Brad Ebert’s business card makes no mention of the 230-odd games of AFL he’s played with West Coast and Port Adelaide.
It simply reads, “Managing Director, Hey Diddle Wines”.
It’s a subtle sign of the serious intent behind the project Ebert has created with winemaker Ben Chipman, marketer Toby Yap and Port Adelaide teammate Tom Jonas.
“We both know that having a bit of a profile as footballers might open a few doors at first,” Jonas says before heading in to a meeting to dissect last Saturday’s frustrating game in which the Adelaide Crows and the score review system beat Port by three points. “But if what’s in the bottle isn’t up to scratch, those doors won’t stay open long.”
If they can maintain the standards set by their initial release, a fragrant and supple 2017 Barossa Valley shiraz, those doors should remain wide and welcoming long after the boots are hung up and the palate-distorting pong of liniment fades.
Ebert points to time spent as a kid in an uncle’s vineyard in South Australia’s Riverland as the origins of an interest in winemaking.

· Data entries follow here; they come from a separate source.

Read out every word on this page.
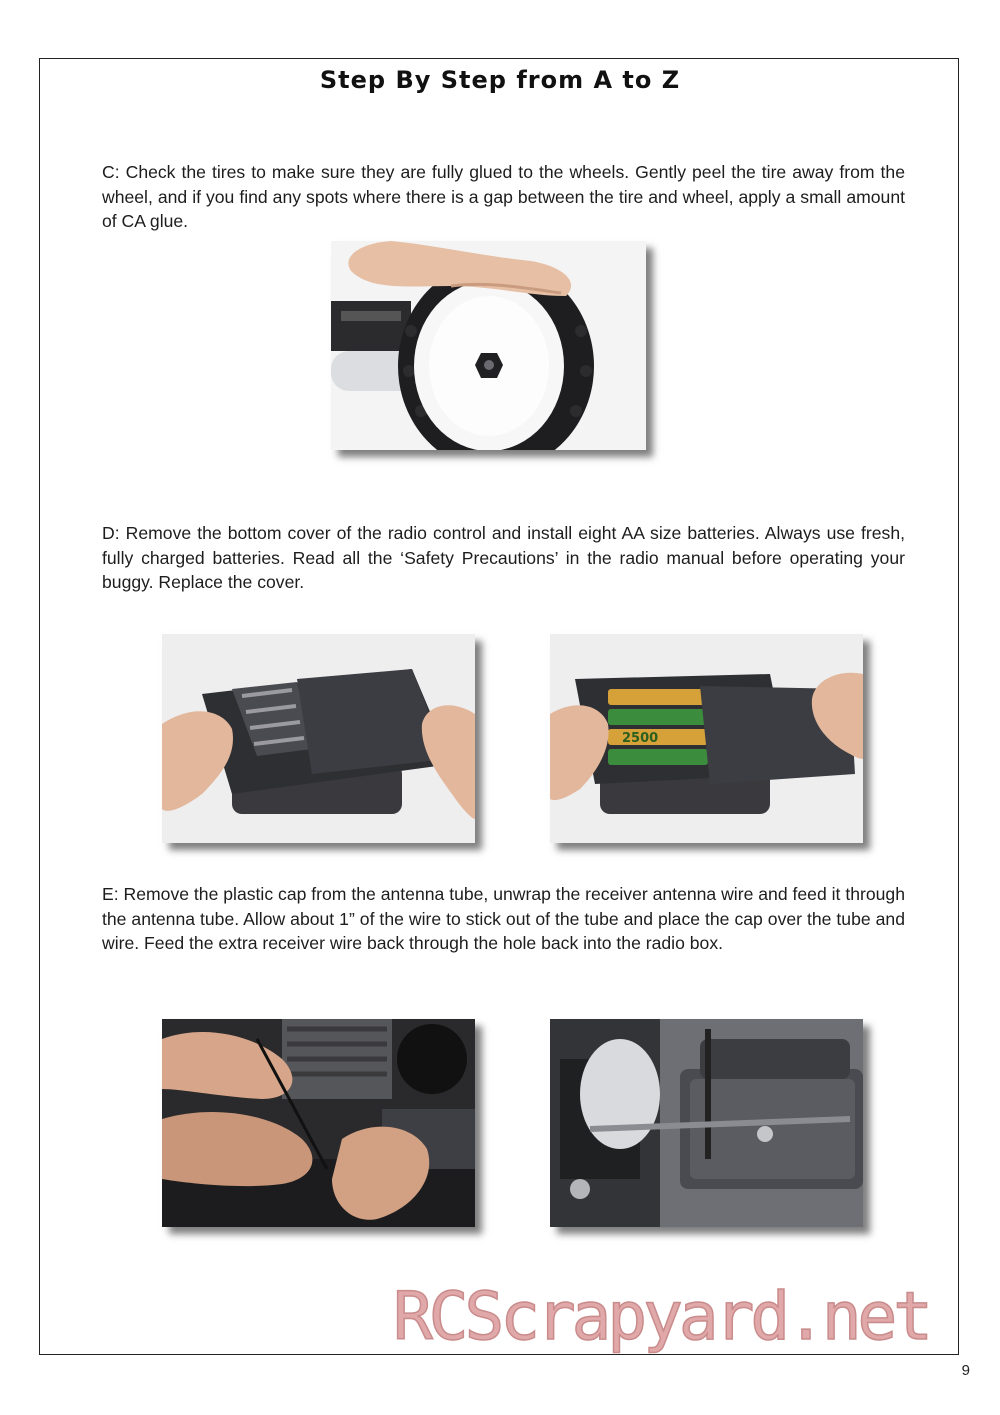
Step By Step from A to Z

C: Check the tires to make sure they are fully glued to the wheels. Gently peel the tire away from the wheel, and if you find any spots where there is a gap between the tire and wheel, apply a small amount of CA glue.

D: Remove the bottom cover of the radio control and install eight AA size batteries. Always use fresh, fully charged batteries. Read all the ‘Safety Precautions’ in the radio manual before operating your buggy. Replace the cover.

2500

E: Remove the plastic cap from the antenna tube, unwrap the receiver antenna wire and feed it through the antenna tube. Allow about 1” of the wire to stick out of the tube and place the cap over the tube and wire. Feed the extra receiver wire back through the hole back into the radio box.

RCScrapyard.net
9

He even seriously investigated how he might combine studying for a viticulture degree with the demands of AFL, but just couldn’t find the time.
There are Port Adelaide fans of a certain age who wonder why he would not just take the easy way his surname presents him.
Brad is the nephew of Russell Ebert, the greatest Port Adelaide player of them all. Premiership captain, four-time Magarey Medallist and the man who sits alongside Dennis Lillee on the throne atop my childhood Olympus.
We would say he only needed to fill a tanker from the water supply, get Russell to wave his hands over it and he’d have 10,000 cases right there on the spot.
Instead he went for the next best thing and got Ben Chipman. Chipman and Yap have their own label, Tomfoolery, and Ebert had discovered those wines when his sister worked with Yap’s wife for the publisher of a wine magazine.
With Jonas on board, meetings were arranged to see how the four might work together and it was decided early on this would be a serious operation requiring all hands on deck. “I told the boys if they wanted to get involved in the wine business, they had to get properly involved,” says Chipman.
“I wasn’t interested in doing all the heavy lifting for a couple of pretty-boy footballers who just wanted to tip some cash in and get all the glory.”
Chipman’s first lesson for the fledgling Barossa winemakers was the need to find a good, generational grapegrower, the kind that has formed the fabric of the place for 170 years. Chipman searched long and hard for the vineyard site that satisfied Ebert’s and Jonas’s detailed brief. “We wanted the wine to be fresh and fruit-driven because that’s the style the market seems to want right now, but at the same time we didn’t want to lose that guts and grunt you get from Barossa shiraz.”
Chipman targeted a site tucked in between the parishes of Krondorf and Gomersal, owned by the Schiller family. Its rare easterly aspect produces more elegant fruit flavours and a more moderate, yet still distinctly Barossan, richness.
From that point on Ebert and Jonas have been hands-on in every part of the process —out in the vineyard, back in the winery and even alongside marketing gun Yap in designing the stylish packaging that makes no mention of the wine’s footballing associations.
The industry has a long, and mostly sorry, history of high-profile people thinking it might be fun to own a wine brand. Some have longevity, most do not. This one feels right, as wine from a couple of Port boys should.
If the wine was crap and my unbridled bias in favour of the Port Adelaide Football Club compelled me to write about it anyway, it would be easy to anthropomorphise the liquid, make all sorts of clumsy references to a wine with the guile of Gavin Wanganeen, the poise of Robbie Gray and expansive back-end of Stewie Dew.
Luckily, the wine is so much better than that and can confidently stand on its own merits. It’s bright and energetic, layered with brambly fruit characters at just the right point of ripeness.
Never green, never jammy. Just at that perfect juncture where the floral and the fruity meet.
It’s slippery and supple on the palate, imbued with energy, deftly deployed power and length.
This is classic Barossa shiraz viewed through a very contemporary prism. It’s bloody good, no matter where your football allegiances lie.